Pressure on financial interdependence. Advocates of same-sex marriage argue that it is wrong to deny same-sex couples the "benefits" of marriage. This is a curious description of the financial consequences of marriage which involve as many burdens as benefits. One of the things the financial rules surrounding marriage do is burden the financially stronger partner for the benefit of the weaker. These rules are grounded in assumptions about what works best for couples raising children. If you apply them to relationships in which raising children is not the norm, then there is a potential "misfit" between those rules and what the people who are subject to them are likely to want.
Proponents of same-sex marriage don't deny this, but say that only those gay couples who "want" these burdens will choose to assume them by marrying. I'm not so sure.
I think it is undeniable that much of the push for gay marriage is about "sanctifying" these relationships. Much, although not quite all, of the claimed practical disabilities of not being married can be resolved by contract. Gay couples, understandably, want the legal imprimatur which says that their relationship is just as good as any other. But once these burdens begin to be felt - without the corresponding justification present in heterosexual marriage - there is likely to be pressure to change them.
Pressure on the notion that "mother" and "father" are best. I don't want to get into a battle of social scientists, but it is far from clear that we can abandon, for all time, the idea that, whenever possible, children ought to be raised by their natural fathers and mothers and that the parental rights of those natural mothers and fathers ought to be terminated only in the rare cases. While advances in technology and increased tolerance of alternative families have undercut this presumption, that is a rather recent development - almost entirely within my memory. I am not prepared to say that some of this may turn out to be an experiment that didn't work.
More fundamentally, I do not think we can say with any certainly that there is not something about mothers and fathers - a parent of each sex - that is better for children. We have very little experience with the alternative.

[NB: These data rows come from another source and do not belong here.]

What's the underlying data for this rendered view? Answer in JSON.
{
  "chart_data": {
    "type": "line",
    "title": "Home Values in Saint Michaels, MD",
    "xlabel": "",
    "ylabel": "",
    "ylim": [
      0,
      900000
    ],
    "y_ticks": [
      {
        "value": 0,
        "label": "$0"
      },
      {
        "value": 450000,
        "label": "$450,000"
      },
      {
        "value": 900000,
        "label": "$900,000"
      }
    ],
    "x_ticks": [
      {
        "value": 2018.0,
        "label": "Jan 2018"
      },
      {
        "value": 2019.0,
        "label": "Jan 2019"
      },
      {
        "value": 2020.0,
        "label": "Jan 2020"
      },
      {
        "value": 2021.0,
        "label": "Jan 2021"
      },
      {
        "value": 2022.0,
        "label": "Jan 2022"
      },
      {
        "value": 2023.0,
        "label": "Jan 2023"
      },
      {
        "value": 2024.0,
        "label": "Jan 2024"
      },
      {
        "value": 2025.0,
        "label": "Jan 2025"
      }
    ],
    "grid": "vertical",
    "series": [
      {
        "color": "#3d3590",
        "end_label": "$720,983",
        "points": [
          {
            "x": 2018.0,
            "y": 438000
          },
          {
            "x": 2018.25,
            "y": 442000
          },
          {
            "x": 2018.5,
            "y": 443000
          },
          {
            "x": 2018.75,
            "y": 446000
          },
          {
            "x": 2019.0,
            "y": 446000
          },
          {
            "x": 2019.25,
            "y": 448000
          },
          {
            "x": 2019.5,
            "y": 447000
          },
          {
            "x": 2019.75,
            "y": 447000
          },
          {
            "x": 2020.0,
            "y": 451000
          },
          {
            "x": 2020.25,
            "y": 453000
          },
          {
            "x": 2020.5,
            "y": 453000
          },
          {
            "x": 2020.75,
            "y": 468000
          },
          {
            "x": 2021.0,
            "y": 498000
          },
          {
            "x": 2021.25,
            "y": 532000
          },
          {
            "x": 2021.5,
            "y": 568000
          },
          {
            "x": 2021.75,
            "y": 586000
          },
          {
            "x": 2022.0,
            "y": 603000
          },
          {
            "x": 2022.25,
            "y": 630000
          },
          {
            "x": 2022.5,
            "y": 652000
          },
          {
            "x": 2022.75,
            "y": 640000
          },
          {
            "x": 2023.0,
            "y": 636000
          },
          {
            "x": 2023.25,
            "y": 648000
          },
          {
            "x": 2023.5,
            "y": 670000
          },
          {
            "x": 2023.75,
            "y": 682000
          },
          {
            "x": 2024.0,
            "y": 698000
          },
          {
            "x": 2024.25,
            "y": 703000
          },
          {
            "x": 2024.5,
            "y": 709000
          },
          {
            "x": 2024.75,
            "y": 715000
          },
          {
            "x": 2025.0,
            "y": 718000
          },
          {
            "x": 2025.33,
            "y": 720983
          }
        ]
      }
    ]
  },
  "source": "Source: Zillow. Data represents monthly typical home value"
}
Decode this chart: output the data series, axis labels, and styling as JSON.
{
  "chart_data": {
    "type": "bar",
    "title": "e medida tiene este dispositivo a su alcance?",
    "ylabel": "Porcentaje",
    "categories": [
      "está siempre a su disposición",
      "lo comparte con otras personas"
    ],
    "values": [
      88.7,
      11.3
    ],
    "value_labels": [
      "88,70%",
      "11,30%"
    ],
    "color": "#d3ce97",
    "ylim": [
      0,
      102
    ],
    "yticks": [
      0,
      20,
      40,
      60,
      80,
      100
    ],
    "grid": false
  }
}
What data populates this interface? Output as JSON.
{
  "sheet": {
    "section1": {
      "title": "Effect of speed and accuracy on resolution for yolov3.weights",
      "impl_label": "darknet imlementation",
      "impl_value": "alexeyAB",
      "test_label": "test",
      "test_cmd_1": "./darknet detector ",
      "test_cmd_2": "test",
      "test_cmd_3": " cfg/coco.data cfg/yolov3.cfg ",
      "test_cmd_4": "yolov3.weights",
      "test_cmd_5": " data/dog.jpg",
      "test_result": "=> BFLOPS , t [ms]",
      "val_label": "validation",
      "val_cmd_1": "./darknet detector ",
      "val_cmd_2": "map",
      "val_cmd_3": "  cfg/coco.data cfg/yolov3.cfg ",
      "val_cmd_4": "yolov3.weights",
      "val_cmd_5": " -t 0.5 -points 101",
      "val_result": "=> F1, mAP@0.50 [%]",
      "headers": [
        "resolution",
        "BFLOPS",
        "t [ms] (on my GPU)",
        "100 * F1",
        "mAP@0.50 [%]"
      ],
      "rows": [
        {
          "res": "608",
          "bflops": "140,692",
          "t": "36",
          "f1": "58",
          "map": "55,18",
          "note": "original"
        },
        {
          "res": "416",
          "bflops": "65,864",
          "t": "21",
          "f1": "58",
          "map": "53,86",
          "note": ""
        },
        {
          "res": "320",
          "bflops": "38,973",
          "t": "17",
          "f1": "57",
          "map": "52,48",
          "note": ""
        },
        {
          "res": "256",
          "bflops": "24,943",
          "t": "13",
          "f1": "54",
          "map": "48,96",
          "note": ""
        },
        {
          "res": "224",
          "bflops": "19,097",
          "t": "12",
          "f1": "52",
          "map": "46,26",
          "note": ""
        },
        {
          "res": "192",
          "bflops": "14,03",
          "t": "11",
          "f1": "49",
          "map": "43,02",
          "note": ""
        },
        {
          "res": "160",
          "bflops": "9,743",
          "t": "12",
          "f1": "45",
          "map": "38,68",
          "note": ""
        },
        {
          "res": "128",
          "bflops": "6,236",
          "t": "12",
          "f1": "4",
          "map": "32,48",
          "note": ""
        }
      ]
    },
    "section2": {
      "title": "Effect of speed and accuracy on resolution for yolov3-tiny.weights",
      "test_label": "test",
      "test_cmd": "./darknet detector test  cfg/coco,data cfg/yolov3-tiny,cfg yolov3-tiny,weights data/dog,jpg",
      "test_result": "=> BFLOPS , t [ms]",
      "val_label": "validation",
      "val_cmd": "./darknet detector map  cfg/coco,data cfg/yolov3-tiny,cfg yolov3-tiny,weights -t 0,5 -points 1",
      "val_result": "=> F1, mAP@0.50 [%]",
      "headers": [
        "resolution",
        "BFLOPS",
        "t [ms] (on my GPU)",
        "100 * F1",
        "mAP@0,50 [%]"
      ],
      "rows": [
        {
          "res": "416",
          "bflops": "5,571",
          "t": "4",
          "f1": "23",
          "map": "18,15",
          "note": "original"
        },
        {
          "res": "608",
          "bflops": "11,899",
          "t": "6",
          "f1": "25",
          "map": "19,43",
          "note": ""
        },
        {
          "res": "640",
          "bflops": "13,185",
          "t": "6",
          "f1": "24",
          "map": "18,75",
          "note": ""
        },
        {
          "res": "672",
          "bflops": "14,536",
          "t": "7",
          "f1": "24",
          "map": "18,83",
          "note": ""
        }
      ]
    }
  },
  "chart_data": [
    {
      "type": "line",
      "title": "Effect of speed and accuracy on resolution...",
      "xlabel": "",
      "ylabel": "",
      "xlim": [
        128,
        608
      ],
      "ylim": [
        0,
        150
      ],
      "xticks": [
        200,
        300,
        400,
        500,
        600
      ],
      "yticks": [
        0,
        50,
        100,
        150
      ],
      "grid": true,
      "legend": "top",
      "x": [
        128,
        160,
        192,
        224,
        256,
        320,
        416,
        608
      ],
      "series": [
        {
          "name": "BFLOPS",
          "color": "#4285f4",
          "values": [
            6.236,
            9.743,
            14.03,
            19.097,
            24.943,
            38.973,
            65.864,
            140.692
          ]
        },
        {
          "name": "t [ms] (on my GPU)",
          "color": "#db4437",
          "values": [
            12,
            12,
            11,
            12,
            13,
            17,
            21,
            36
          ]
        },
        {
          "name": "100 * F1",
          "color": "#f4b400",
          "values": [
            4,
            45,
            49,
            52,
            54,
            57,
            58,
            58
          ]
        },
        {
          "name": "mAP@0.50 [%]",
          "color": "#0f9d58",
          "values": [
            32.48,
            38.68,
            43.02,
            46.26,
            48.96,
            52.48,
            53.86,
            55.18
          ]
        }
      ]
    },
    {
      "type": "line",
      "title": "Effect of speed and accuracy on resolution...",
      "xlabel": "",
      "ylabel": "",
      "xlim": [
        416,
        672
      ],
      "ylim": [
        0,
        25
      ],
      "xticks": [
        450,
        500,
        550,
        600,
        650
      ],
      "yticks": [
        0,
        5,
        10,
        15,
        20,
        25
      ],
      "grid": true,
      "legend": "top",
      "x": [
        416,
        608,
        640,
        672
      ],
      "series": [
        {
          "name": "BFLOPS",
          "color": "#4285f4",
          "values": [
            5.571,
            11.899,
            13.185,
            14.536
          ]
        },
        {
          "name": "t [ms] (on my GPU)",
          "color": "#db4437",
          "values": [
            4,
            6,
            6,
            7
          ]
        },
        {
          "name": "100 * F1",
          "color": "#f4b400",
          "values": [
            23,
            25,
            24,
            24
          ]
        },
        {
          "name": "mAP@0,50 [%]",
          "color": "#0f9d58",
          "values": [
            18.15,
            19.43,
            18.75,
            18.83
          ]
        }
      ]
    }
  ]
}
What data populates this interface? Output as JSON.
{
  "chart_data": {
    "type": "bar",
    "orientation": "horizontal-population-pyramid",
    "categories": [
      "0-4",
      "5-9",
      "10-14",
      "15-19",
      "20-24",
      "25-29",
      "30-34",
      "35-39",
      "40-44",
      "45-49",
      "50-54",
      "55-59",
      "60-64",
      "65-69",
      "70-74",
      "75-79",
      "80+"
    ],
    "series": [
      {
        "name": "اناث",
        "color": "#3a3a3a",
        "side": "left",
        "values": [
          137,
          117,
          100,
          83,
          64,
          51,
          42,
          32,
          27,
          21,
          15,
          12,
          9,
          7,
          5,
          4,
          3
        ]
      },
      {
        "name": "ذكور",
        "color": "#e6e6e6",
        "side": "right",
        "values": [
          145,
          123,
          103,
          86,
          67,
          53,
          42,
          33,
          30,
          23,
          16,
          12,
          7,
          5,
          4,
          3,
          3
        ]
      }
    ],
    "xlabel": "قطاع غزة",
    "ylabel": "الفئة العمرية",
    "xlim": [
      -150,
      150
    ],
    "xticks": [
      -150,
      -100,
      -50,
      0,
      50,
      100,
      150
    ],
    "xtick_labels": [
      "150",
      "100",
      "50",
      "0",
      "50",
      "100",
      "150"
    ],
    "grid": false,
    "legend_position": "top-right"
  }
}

But if same sex partners - who can never be their children's natural mother and father - are allowed to marry, how will the state ever be able to encourage the natural parent - or even "two sex parent" - family? Won't private persons and churches who argue for the proposition that children need mothers and fathers be denounced as bigots and homophobes? Are we really ready to say that the way in which children have generally (I don't want to hear about remote tribal societies or decadent European nobility) been raised since about the dawn of man is no longer preferable? I sure haven't seen the evidence that proves that. I don't see how such evidence could even exist.
There is a bit more of this (and then we have to consider whether all of this is likely and what to do about the second sentence), but this is all I have time for now. I will continue the post that won't end later.